Vierde verbuiging (u stengels) Bewerken
De vierde verbuiging is een groep zelfstandige naamwoorden die voornamelijk bestaat uit mannelijke woorden zoals fluctus, fluctūs m. (“golf”) en portus, portūs m. (“port”) met een paar vrouwelijke uitzonderingen, waaronder manus, manūs f. (“hand”). De vierde verbuiging omvat ook verschillende onzijdige zelfstandige naamwoorden, waaronder genu, genus n. (“knie”). Elk zelfstandig naamwoord heeft de uitgang -ūs als achtervoegsel aan de wortel van het zelfstandig naamwoord in de genitief enkelvoud. De overheersende letter in de eindvormen van deze verbuiging is u, maar de verbuiging lijkt verder sterk op de derde verbuiging i stammen.
portus, portūs poort, haven, haven m. |
cornū, cornūs hoorn n. |
|||
---|---|---|---|---|
Enkelvoud | Meervoud | Enkelvoud | Meervoud | |
Nominatief | portus | portūs | cornū | cornua |
Accusative | portum | |||
Genitive | portūs | portuum | cornūs cornū |
cornuum |
Dative | portuī | portibus | cornuī cornū |
cornibus |
Ablatief | portū | cornū |
Domus (“huis, woning, gebouw, huis, geboorteplaats, gezin, huishouden, ras”) is een onregelmatig zelfstandig naamwoord, waarbij vierde en tweede verbuigingsnaamwoorden tegelijkertijd worden gemengd (vooral in de literatuur). In de praktijk wordt het echter over het algemeen geweigerd als een normaal -us stam vierde verbuiging zelfstandig naamwoord (behalve door het ablatieve enkelvoud en accusatief meervoud, met in plaats daarvan -ō en -ōs).
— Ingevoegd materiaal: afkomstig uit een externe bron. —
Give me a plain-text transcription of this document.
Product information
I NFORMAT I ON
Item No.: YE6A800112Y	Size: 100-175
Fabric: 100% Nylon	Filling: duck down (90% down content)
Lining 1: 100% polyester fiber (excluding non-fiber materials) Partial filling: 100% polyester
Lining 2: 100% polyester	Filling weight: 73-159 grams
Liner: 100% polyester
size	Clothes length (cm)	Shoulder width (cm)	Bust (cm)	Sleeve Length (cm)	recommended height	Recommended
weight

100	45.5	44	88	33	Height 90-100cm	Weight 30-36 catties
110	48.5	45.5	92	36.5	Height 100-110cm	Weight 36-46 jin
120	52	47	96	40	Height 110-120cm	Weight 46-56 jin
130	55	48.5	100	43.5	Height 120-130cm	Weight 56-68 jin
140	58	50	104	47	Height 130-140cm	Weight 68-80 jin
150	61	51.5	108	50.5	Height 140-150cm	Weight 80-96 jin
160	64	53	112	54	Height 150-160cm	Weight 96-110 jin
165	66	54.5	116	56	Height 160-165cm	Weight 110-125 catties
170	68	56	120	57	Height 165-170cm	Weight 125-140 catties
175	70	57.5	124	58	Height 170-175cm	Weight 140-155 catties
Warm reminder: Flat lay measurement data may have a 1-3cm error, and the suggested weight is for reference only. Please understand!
domus, domūs / domī f. | ||
---|---|---|
alle mogelijke verbuigingen | ||
Singular |
||
Nominatief
domus DOMUS |
||
Accusative
domum Domus |
||
meervoud
Domus domuum |
||
Dative
domuī |
domibus | |
Ablatief
Domu |
domus Domus f. | ||
---|---|---|
De meest voorkomende Paradigm | ||
Singular |
||
Nominatief
domus DOMUS |
||
Accusative
domum DOMOS |
||
plural
DOMUS domuum |
||
domibus | ||
ablatieve
Domo |
Vijfde verbuiging (het gevaar uitgaat) bewerken
vijfde verbuiging en een kleine groep naamwoorden bestaande uit Gedeeltelijk vrouwelijke woorden zoals RES, Rei f. ( “Affair, Matter, ding”) en sterft, Diei m. ( “Day”, maar f In namen van dagen.). Ofwel paard substantief het einde -ei of -ei na achtervoegsel in de genitivus enkelvoud enkelvoud aan de wortel van het substantief.
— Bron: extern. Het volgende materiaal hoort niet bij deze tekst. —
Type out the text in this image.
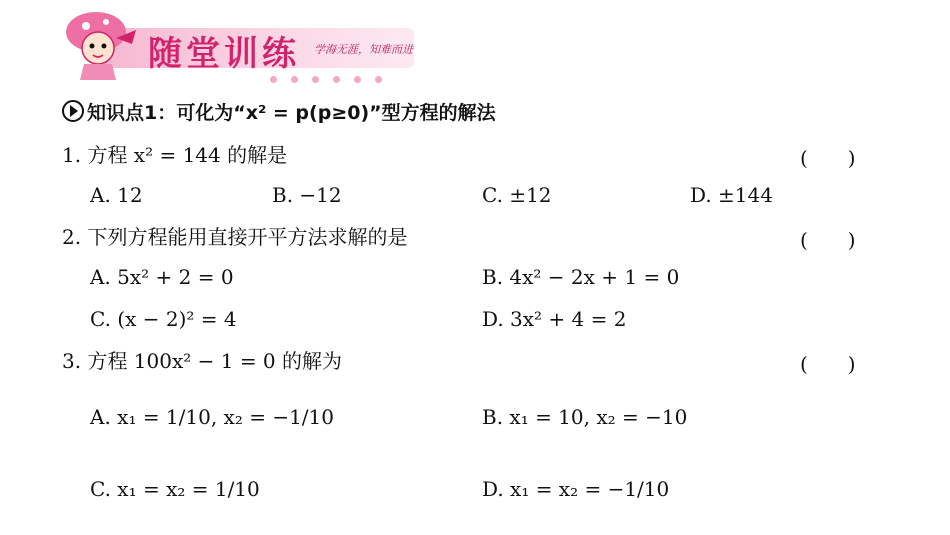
随堂训练 学海无涯，知难而进
知识点1：可化为“x² = p(p≥0)”型方程的解法
1. 方程 x² = 144 的解是	(　　)
A. 12	B. −12	C. ±12	D. ±144
2. 下列方程能用直接开平方法求解的是	(　　)
A. 5x² + 2 = 0	B. 4x² − 2x + 1 = 0
C. (x − 2)² = 4	D. 3x² + 4 = 2
3. 方程 100x² − 1 = 0 的解为	(　　)
A. x₁ = 1/10, x₂ = −1/10	B. x₁ = 10, x₂ = −10
C. x₁ = x₂ = 1/10	D. x₁ = x₂ = −1/10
vijfde verbuiging Paradigm | ||||
---|---|---|---|---|
Ending Woorden ën |
||||
Singular |
||||
Nominatief
ën |
– WIE
-es |
– Es | ||
Accusative
-iem |
em | |||
plural | – IEI
-iērum |
– it
-ērum |
||
Dative | – iēbus | – eBUS | ||
Ablatief
-ie -e |
Dies, Diei dag m., f. |
RES, Rei ding f. |
||
---|---|---|---|
Singular |
|||
Dies
RES |
RES | ||
Accusative
diem rem |
|||
plural | Diei
dierum |
Rei
RERUM |
|
Datief | diebus | Rebus | |
ablatieve
Die tijdens |
zelfstandige naamwoorden die eindigen in of organen hebben haar schip in de datief en genitief, zelfstandige naamwoorden Terwijl beëindigen in een medeklinker + korte -es hebben haar in deze gevallen.
locatif beëindigen van de vijfde declinatie was -e (alleen Singular), identiek aan de ablatieve Singular, de meeste in Hodie ( “vandaag”).